Wanting to earn more (time is money) could be a motive for such quick-check-cure. Treating patients as "subjects" in the neo-medical curriculum could be another reason.
2) On Steven Churchill at Sigma Xi: Your (Bora) explanation for consilience is nice.
I wonder whether there is a niche for poison-tipped projectile weapons in the evolution of humans.
Cheers,
Arunn
I love your idea of brief, Bora. :)
You've written in praise of amateur and citizen science, and here you're lauding the professionalization of science. Have you written anywhere about how you see the two working together?
It looked brief in my notes ;-) But then I had to add this and add that.... I suffer from Orac Disease!
In a perfect world everyone is a scientist, though some are better trained and thus paid professionals while others are amateur citizen scientists. But this is not a perfect world. I guess I need to think through and write a post about the relationship between professional scientists (and yes, years in school and lab count for something) and the democratization of science via various Citizen Science projects, etc. In this post, I was really just trying to say that today's science is advanced to the point that specialization is necessary and it is not possible for all, or most, or many scientists to be just like the old Victorian scholars. That time is now long gone, and using old Ebglish gentlemen as figures to aspire to in the 21st century science is silly nostalgia at best, anti-science at worst.
Wow! Nice post, Bora. On Lisa Saunder's talk at UNC: This is a real problem that goes beyond poor quality office visits. Now that everything in the ICU is computerized, docs often don't bother to come in and have a look at the patient and write orders from the physicians' "work" room, where they look at online flow sheets and labs.

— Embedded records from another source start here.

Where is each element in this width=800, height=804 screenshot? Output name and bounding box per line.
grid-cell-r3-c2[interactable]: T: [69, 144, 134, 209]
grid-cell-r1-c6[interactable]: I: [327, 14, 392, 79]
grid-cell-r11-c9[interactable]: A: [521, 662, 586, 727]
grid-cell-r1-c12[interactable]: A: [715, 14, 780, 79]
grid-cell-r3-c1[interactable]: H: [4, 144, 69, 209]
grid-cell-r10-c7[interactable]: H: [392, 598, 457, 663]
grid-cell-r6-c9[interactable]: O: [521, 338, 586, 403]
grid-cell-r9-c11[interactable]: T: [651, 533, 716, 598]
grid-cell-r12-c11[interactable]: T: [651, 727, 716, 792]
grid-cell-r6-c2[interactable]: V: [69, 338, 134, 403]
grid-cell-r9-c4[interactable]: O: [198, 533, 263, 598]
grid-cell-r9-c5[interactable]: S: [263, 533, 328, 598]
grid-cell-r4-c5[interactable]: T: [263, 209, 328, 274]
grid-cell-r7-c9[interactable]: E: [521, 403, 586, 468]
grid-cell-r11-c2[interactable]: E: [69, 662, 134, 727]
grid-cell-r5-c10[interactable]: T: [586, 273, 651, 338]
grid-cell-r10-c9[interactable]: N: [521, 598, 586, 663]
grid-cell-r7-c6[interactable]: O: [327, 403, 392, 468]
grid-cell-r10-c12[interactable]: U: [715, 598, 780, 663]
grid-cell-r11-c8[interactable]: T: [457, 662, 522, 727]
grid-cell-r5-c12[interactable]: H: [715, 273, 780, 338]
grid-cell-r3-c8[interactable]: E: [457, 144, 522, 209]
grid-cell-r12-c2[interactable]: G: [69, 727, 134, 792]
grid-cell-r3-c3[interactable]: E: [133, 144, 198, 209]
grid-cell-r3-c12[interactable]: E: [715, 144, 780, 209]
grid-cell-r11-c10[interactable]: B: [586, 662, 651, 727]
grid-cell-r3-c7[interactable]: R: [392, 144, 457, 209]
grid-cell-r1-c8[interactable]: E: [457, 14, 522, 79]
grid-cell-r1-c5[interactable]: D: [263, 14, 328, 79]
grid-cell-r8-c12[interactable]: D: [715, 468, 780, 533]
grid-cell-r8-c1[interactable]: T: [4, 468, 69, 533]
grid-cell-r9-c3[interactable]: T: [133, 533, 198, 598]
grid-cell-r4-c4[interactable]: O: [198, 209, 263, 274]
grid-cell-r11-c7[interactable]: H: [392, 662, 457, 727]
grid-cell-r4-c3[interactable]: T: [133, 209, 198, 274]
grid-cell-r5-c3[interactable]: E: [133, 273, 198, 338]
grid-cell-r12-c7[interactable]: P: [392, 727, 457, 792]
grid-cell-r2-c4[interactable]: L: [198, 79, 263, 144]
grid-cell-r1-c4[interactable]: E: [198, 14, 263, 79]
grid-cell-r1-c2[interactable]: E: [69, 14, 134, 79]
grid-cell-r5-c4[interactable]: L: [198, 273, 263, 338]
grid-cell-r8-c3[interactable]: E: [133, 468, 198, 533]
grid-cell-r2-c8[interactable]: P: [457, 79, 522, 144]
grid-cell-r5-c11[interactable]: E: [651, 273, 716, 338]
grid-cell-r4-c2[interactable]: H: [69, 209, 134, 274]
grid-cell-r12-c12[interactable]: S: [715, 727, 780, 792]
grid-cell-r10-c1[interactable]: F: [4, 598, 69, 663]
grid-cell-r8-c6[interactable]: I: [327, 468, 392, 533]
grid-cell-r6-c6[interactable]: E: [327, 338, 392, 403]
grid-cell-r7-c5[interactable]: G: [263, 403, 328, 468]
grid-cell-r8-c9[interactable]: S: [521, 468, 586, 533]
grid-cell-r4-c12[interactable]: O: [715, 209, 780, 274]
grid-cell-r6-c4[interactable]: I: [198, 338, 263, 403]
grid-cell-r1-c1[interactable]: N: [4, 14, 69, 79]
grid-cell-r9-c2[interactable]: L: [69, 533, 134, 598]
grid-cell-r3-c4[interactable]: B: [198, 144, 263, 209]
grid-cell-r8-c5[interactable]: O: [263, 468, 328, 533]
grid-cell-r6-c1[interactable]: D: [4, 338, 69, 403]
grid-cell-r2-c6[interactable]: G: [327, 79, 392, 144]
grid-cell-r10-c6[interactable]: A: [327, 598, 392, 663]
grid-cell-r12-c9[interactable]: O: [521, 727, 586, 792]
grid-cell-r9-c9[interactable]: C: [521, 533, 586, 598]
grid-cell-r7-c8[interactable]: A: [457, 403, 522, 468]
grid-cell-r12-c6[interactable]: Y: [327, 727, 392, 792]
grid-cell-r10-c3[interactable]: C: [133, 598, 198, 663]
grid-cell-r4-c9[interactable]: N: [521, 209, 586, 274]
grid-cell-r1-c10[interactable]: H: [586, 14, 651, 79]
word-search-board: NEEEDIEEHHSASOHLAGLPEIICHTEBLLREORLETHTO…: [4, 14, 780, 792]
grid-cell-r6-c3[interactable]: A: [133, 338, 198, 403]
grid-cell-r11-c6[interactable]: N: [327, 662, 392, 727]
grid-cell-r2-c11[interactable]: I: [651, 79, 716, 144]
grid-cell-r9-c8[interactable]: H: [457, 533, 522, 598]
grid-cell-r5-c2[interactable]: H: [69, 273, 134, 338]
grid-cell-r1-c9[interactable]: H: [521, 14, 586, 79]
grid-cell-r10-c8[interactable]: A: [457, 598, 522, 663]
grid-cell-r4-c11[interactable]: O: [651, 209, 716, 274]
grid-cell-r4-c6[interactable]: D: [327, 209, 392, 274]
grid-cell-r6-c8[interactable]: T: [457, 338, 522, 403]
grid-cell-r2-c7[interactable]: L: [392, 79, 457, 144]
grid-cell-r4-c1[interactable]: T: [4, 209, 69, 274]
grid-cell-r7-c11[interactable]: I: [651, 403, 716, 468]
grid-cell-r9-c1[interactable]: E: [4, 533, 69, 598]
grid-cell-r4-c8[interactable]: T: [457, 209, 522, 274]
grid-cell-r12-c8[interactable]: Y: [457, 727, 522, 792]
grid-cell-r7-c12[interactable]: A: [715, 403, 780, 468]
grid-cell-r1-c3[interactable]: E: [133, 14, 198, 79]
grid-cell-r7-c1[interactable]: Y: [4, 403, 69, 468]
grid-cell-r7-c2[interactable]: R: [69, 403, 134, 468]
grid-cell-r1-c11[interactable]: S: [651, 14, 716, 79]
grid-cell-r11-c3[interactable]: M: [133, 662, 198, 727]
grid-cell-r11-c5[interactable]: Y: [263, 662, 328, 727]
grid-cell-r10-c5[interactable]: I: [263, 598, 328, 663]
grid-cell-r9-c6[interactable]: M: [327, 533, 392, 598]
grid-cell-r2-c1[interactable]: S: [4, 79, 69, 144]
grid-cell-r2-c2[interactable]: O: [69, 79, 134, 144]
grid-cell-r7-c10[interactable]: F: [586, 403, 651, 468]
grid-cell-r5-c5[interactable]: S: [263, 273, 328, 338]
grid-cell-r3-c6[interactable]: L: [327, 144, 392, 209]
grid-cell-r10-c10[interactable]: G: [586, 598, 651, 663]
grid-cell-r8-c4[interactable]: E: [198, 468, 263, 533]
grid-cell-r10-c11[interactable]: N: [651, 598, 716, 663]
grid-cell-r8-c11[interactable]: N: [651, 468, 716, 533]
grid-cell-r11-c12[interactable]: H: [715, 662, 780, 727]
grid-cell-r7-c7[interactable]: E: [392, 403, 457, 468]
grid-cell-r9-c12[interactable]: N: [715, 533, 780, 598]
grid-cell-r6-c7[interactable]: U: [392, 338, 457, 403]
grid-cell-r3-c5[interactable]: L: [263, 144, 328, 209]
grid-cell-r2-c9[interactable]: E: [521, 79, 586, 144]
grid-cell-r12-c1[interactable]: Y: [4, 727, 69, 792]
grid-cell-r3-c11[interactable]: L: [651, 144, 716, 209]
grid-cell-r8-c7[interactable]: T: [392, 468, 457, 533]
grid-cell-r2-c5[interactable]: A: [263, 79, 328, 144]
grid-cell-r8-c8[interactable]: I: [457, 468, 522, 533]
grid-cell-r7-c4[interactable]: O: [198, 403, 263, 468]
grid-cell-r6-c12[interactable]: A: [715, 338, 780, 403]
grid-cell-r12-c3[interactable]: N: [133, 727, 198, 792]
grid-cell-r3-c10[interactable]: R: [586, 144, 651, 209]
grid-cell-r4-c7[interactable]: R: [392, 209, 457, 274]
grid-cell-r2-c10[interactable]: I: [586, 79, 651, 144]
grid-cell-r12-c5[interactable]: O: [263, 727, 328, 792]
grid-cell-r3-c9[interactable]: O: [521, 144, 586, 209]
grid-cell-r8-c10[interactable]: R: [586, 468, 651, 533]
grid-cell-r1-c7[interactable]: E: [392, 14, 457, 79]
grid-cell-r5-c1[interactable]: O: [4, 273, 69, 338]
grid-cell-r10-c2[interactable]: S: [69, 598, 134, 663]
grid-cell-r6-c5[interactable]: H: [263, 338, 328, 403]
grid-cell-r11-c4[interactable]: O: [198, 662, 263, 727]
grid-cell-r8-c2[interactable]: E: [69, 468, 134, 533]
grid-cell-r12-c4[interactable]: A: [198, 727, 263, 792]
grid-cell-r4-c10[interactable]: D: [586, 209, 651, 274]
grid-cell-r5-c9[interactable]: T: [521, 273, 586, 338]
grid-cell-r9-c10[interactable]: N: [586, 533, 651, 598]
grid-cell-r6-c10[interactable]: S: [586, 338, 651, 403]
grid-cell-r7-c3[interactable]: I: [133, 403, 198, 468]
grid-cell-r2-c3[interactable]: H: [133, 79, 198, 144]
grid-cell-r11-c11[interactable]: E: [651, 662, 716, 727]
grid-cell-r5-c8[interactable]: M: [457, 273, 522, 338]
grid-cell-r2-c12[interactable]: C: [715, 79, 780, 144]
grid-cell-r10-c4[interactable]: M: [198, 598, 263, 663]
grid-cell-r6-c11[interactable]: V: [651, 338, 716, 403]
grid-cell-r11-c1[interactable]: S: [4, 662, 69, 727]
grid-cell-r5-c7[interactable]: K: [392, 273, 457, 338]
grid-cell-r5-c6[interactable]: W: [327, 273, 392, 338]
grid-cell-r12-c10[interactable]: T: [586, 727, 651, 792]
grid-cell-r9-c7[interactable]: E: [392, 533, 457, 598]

This is wrong (and dangerous) for so many reasons. More and more frequently when I have a situation that seems important enough to "bother" the resident about, he'll come in, look at the monitor, look at me and shrug his shoulders and say "so? what's the problem?" It is left to me to tell him (in a nice and subservient way) to LOOK AT THE FUCKING PATIENT. Who, at a glance, looks like she is about to die and it doesn't take four years of medical school to figure that out. I understand and respect the fact that doctors are way overburdened (as are nurses). But the it seems to me to be a matter of basic competency to examine the actual patient (and hopefully before treatment decisions are made).
I am so jealous that I didn't get to go to the conference at the Friday Center with you. Jim Evans is absolutely brilliant (look up his work) and a decent person on top of that. At the ASBH conference, I had a similar experience of despair when people would *read* their papers. The result it that you are listening for form -- word choice, grammar, structure, etc. and miss out on the *content* entirely. What a shame, what a waste of time. I'm not saying that every paper needs to be a performance, but at least talk in such a way that I am able to listen. Shit, I can read.
I don't really have anything to say about projectile weapons, except maybe in general, one would do well to avoid them.